Juicy mini meatloaf with a classic tangy glaze. Comfort food scaled down for two, ready in 45 minutes.
For the meatloaf:
1 tablespoon olive oil (for sautéing onion and garlic)
½ medium onion, small diced (see my how to cut an onion guide)
2 teaspoons minced garlic
1 medium carrot, finely grated
1 pound ground beef (80/20 or 85/15)
1 egg
1 teaspoon Dijon mustard
2 tablespoons ketchup
1 tablespoon Worcestershire sauce
⅓ cup panko bread crumbs (or substitute crushed crackers — see Tips)
¾ teaspoon kosher salt
¼ teaspoon ground black pepper
For the glaze:
3 tablespoons ketchup
2 teaspoons red wine vinegar
2 teaspoons honey
Preheat oven to 375°F. Line a baking sheet with parchment paper.
Heat olive oil in a skillet over medium heat. Sauté onion for 3–4 minutes until softened. Add garlic and cook for 30 seconds. Remove from heat and let cool slightly.
In a large bowl, combine ground beef, onion, garlic, grated carrot, egg, Dijon mustard, 2 tablespoons ketchup, Worcestershire sauce, panko, salt, and pepper. Mix gently until just combined.
Flatten the mixture in the bowl, then divide into 4 equal portions. Shape into free-form mini loaves and place on the prepared baking sheet.
Bake for 18–20 minutes, until nearly cooked through.

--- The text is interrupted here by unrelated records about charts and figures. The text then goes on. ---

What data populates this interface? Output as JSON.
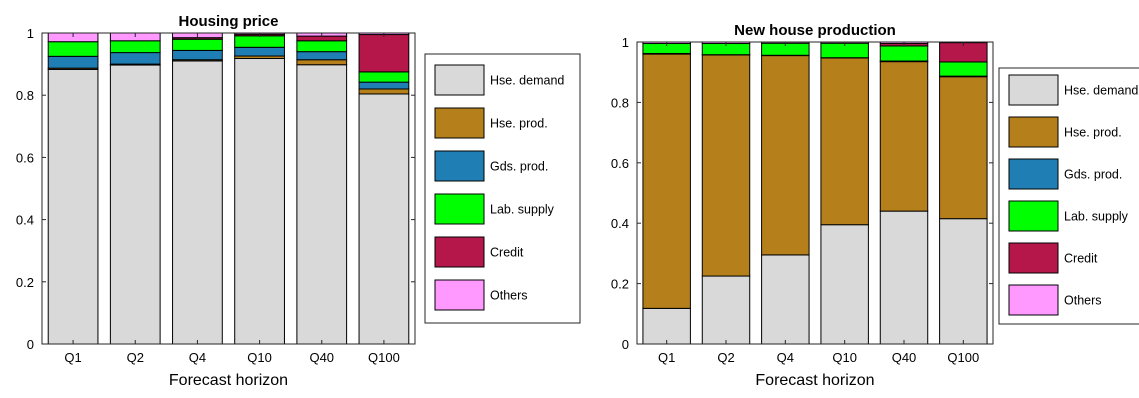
{
  "chart_data": [
    {
      "type": "bar",
      "stacked": true,
      "title": "Housing price",
      "xlabel": "Forecast horizon",
      "ylabel": "",
      "ylim": [
        0,
        1
      ],
      "yticks": [
        "0",
        "0.2",
        "0.4",
        "0.6",
        "0.8",
        "1"
      ],
      "categories": [
        "Q1",
        "Q2",
        "Q4",
        "Q10",
        "Q40",
        "Q100"
      ],
      "legend_position": "right",
      "grid": false,
      "series": [
        {
          "name": "Hse. demand",
          "color": "#d9d9d9",
          "values": [
            0.883,
            0.897,
            0.91,
            0.918,
            0.898,
            0.804
          ]
        },
        {
          "name": "Hse. prod.",
          "color": "#b5801c",
          "values": [
            0.004,
            0.003,
            0.004,
            0.008,
            0.016,
            0.016
          ]
        },
        {
          "name": "Gds. prod.",
          "color": "#1f7fb5",
          "values": [
            0.038,
            0.037,
            0.03,
            0.028,
            0.026,
            0.022
          ]
        },
        {
          "name": "Lab. supply",
          "color": "#00ff00",
          "values": [
            0.047,
            0.038,
            0.036,
            0.037,
            0.035,
            0.033
          ]
        },
        {
          "name": "Credit",
          "color": "#b5174b",
          "values": [
            0.0,
            0.0,
            0.005,
            0.005,
            0.015,
            0.12
          ]
        },
        {
          "name": "Others",
          "color": "#ff99ff",
          "values": [
            0.028,
            0.025,
            0.015,
            0.004,
            0.01,
            0.005
          ]
        }
      ]
    },
    {
      "type": "bar",
      "stacked": true,
      "title": "New house production",
      "xlabel": "Forecast horizon",
      "ylabel": "",
      "ylim": [
        0,
        1
      ],
      "yticks": [
        "0",
        "0.2",
        "0.4",
        "0.6",
        "0.8",
        "1"
      ],
      "categories": [
        "Q1",
        "Q2",
        "Q4",
        "Q10",
        "Q40",
        "Q100"
      ],
      "legend_position": "right",
      "grid": false,
      "series": [
        {
          "name": "Hse. demand",
          "color": "#d9d9d9",
          "values": [
            0.118,
            0.225,
            0.295,
            0.395,
            0.44,
            0.415
          ]
        },
        {
          "name": "Hse. prod.",
          "color": "#b5801c",
          "values": [
            0.842,
            0.732,
            0.66,
            0.552,
            0.495,
            0.47
          ]
        },
        {
          "name": "Gds. prod.",
          "color": "#1f7fb5",
          "values": [
            0.002,
            0.001,
            0.001,
            0.001,
            0.002,
            0.002
          ]
        },
        {
          "name": "Lab. supply",
          "color": "#00ff00",
          "values": [
            0.033,
            0.037,
            0.04,
            0.048,
            0.05,
            0.047
          ]
        },
        {
          "name": "Credit",
          "color": "#b5174b",
          "values": [
            0.0,
            0.0,
            0.0,
            0.0,
            0.008,
            0.064
          ]
        },
        {
          "name": "Others",
          "color": "#ff99ff",
          "values": [
            0.005,
            0.005,
            0.004,
            0.004,
            0.005,
            0.002
          ]
        }
      ]
    }
  ]
}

While the loaves bake, whisk together 3 tablespoons ketchup, red wine vinegar, and honey for the glaze.
Brush glaze over the loaves, then bake for another 8–10 minutes, until the internal temperature reaches 160°F and the glaze looks set and glossy.
Rest for 5 minutes before serving.
Binder swaps: Panko keeps the loaves light and tender. Butter crackers (like Ritz) add richness but more salt, so reduce the added salt slightly. Saltine crackers work too with no salt adjustment.
Free-form vs. muffin tin: Free-form loaves caramelize better on the outside and are easier to clean up. Muffin tins create a gentle steam effect that keeps the interior moist, but they may stick.
Storage and reheating: Store cooked loaves in the refrigerator for 3–4 days. Reheat at 325°F for 12–15 minutes. Freeze cooked or raw loaves up to 3 months (see blog post for full details).
Serving ideas: Pair with mashed potatoes, sautéed green beans, or a fresh salad for balance.